ポーランド・リトアニア共和国とは?ポーランド・リトアニア共和国、通常は単に共和国(1569年 - 1795年)は、ポーランド王国とリトアニア大公国の制度的国家合同(ルブリン合同)によって1569年に成立した複合君主制(ポーランドの元首とリトアニアの元首を一人の人物が兼任する)国家。16・17世紀のヨーロッパ世界においてオスマン帝国に次いで広大かつ膨大な人口を抱える巨大国家であった 。この連合国家の政治システムは、法と貴族階級(シュラフタ)によって支配される立法府(セイム)が王権を著しく制限するという特異な性質を備えていたため、しばしば貴族共和国ないし黄金の自由とも呼ばれる(以下、国称を共和国と略称)。この政治システムは、現代的な概念を当てはめれば広義の民主制、立憲君主制、連邦制の先駆的存在と言える。二つの構成国は公的には平等な関係にあったが、実際にはポーランドがリトアニアの支配国であった。しかし、これについてはポーランド民族がリトアニア民族を支配したというような現代的な民族主義の解釈をするべきではない。多民族のポーランド王国の立法・行政・司法の決定事項が同じく多民族のリトアニア共和国のそれらに対して優位であり、万が一両者の決定が対立した時にはポーランド王国の決定が優先された、という制度的な意味である。ポーランド国王がリトアニア大公を兼任しており、共和国は両国を中心にコモンウェルスの体制を形成していた。共和国の人口構成は民族的、宗教的な多様性がきわめて顕著であり、時期によって程度の差はあるものの、同時代にあって異例といえる宗教的寛容が実現していた。
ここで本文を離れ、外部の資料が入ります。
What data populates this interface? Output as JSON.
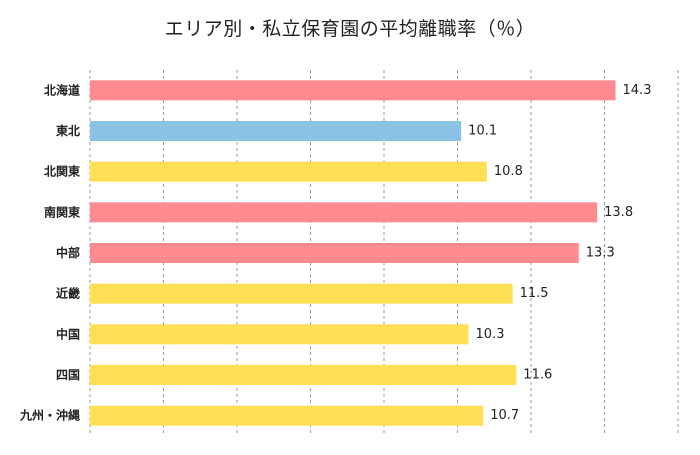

黄金期であった初期の数十年間を過ぎると、共和国は17世紀中葉以後は政治的、軍事的、経済的な衰退を続け、1795年には強大化した近隣の絶対主義国家ロシア、プロイセン、オーストリアによる領土分割によって国家自体が消滅するに至った。その消滅までの期間は急速なものだったにもかかわらず、末期の共和国は政治的な大改革を成し遂げ、世界で最も古い民主主義成文憲法の一つである「1791年5月3日憲法」を生みだすこととなった 。
なお、この国家を指して(ポーランド民族とリトアニア民族の)二民族の共和国と呼ぶこともあるが、これはポーランドの共産主義時代の1967年にポーランド人アマチュア歴史家のパヴェウ・ヤシェニツァがあみだした造語。これは当時の共産圏のソ連主導の民族イデオロギーを反映したものであり、「共和国」が実現していた当時にはこのような呼び方はなかった。このような民族観はポーランド人の成立の実際の経緯にそぐわない。